I have been working on one of my 3-d visualization programs where I am using quads to create an architectural scene. Out of the blue(it seems) I run my code and all of the quads seem to be showing black outlines (and diagonals from their respective triangles). Not only do these unwanted diagonals show up, but it seems as if there is no hardware acceleration and is very slow. I am mostly puzzeled by the fact that when I restart the computer the code will run fine for a while (3-5 executes) then it will revert back to the above state. I tryed running the code on another machine and had the same problem (this time there wasn’t a fix after restarting).

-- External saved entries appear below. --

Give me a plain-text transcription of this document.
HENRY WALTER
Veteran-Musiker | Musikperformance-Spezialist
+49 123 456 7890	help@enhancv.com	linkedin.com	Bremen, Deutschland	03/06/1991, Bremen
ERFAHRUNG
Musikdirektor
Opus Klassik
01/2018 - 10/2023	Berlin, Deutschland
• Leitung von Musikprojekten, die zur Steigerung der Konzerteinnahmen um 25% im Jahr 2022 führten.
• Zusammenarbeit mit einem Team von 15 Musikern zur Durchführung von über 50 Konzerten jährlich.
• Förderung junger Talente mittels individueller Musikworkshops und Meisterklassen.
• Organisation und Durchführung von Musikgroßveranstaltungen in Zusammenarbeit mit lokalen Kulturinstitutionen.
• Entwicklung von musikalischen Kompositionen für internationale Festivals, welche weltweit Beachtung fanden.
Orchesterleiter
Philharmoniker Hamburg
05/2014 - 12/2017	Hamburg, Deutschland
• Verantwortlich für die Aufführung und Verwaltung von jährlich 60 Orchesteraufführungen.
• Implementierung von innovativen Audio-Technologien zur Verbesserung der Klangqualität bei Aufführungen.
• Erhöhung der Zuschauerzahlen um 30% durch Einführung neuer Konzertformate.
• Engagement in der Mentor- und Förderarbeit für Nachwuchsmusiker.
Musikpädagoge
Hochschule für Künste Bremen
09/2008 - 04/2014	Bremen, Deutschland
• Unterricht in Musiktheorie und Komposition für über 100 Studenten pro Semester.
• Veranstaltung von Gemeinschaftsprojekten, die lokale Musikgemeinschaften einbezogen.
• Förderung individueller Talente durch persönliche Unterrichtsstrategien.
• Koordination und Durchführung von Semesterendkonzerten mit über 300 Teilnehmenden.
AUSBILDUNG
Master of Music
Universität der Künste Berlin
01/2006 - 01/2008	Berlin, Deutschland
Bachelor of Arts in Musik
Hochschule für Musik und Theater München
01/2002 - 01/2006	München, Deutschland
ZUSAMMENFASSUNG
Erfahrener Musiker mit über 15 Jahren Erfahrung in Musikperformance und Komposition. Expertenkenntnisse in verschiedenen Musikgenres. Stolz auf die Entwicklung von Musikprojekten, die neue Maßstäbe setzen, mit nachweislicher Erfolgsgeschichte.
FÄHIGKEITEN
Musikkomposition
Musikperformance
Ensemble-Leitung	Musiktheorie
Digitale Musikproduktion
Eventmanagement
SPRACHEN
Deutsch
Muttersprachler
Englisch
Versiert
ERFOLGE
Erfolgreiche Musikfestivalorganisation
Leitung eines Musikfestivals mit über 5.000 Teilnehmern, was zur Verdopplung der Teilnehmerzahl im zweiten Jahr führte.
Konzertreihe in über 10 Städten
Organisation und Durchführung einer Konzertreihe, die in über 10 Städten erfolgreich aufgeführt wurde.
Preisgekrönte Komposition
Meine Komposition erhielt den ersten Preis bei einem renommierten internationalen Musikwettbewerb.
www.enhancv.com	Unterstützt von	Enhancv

Any help on this would be great.

Brian

It could be that you’re not freeing up the graphics card memory as you draw, so your graphics card runs out of VRAM and your computer defaults to using software rendering. The diagonals could then be caused by pants software drivers.

Do you have suggestions on how to free up the memory?

Brian

You can get this problem when the rendering contexts aren’t freed properly, happens all the time to me when my programs (frequently ) crash.

[This message has been edited by BK (edited 10-16-2000).]

I’m not sure why I would have the problem then the first time I run the program right after a restart?

Brian

Yea… Assuming you are using textures, try delete textures if you’re not using them… glDeleteTexture or something. To find out if its really a texture mem problem, dont load any texture at all and see if the problem occurs on plain solid colored quads too…

I’ve seen the diagonals in MS Software OpenGL. (When 32 bit rendering was used)

Just an idea coming from the thread on tesselation problems: Could also be polygon antialiasing. Make sure you never enable polygon smoothing and remove polygon smooth hints, or try setting them to FASTEST or DONT_CARE.

I have seen those diagonals in 16 bit, too. I can provoke an fallback to software rendering in 32 bit by sizing the rendering window as large as ther is not enough video memory left (16MB TNT). The other case, where I get software rendering is a WinAMP plug-in (.dll). I think I free up all memory, but when I restart my plugin I get just software rendering. A restart of WinAMP fixes the problem (WinNT, Detonator 3 drivers, strange to say there is no problem with the Win98 version of the Detonator 3 drivers ).

I’m not sure why a restart doesn’t fix it on the other machine, was it a hard reset? (i.e. turn power off for 10 seconds) or soft reset? sounds unlikely, but it may be possible that the hardware doesn’t get reset when the OpenGL driver starts on that particular machine.

Also, for a while I had overlooked the fact that I forgot to delete the rendering context on exit, and so every 5-6 runs it would go in software mode. I found that running Quake 3 (I guess any decent openGL implemntation would do) and exiting got hardware rendering back, and clued me in that I had stupidly forgot the cleanup. I know you probably don’t want to ship Quake 3 as part of your distribution, and make it part of your shutdown procedure but if doing that fixes it it might tell you that something is astray in the cleanup part of your app.

I would guess the black bits are just software rendering artifacts.

Ahhh, Polygon smoothing…I think that may have been tripping me up. I had turned that on to see if it made a difference and forgot to turn it off. Is that function not supported by some hardware which would force a software render? It seems to be working smoothly now though. Unfortunatly I am far from the other computer I tested on before that caused the problem so I can’t see if it fixed it there. It works great here though. Thanks guys.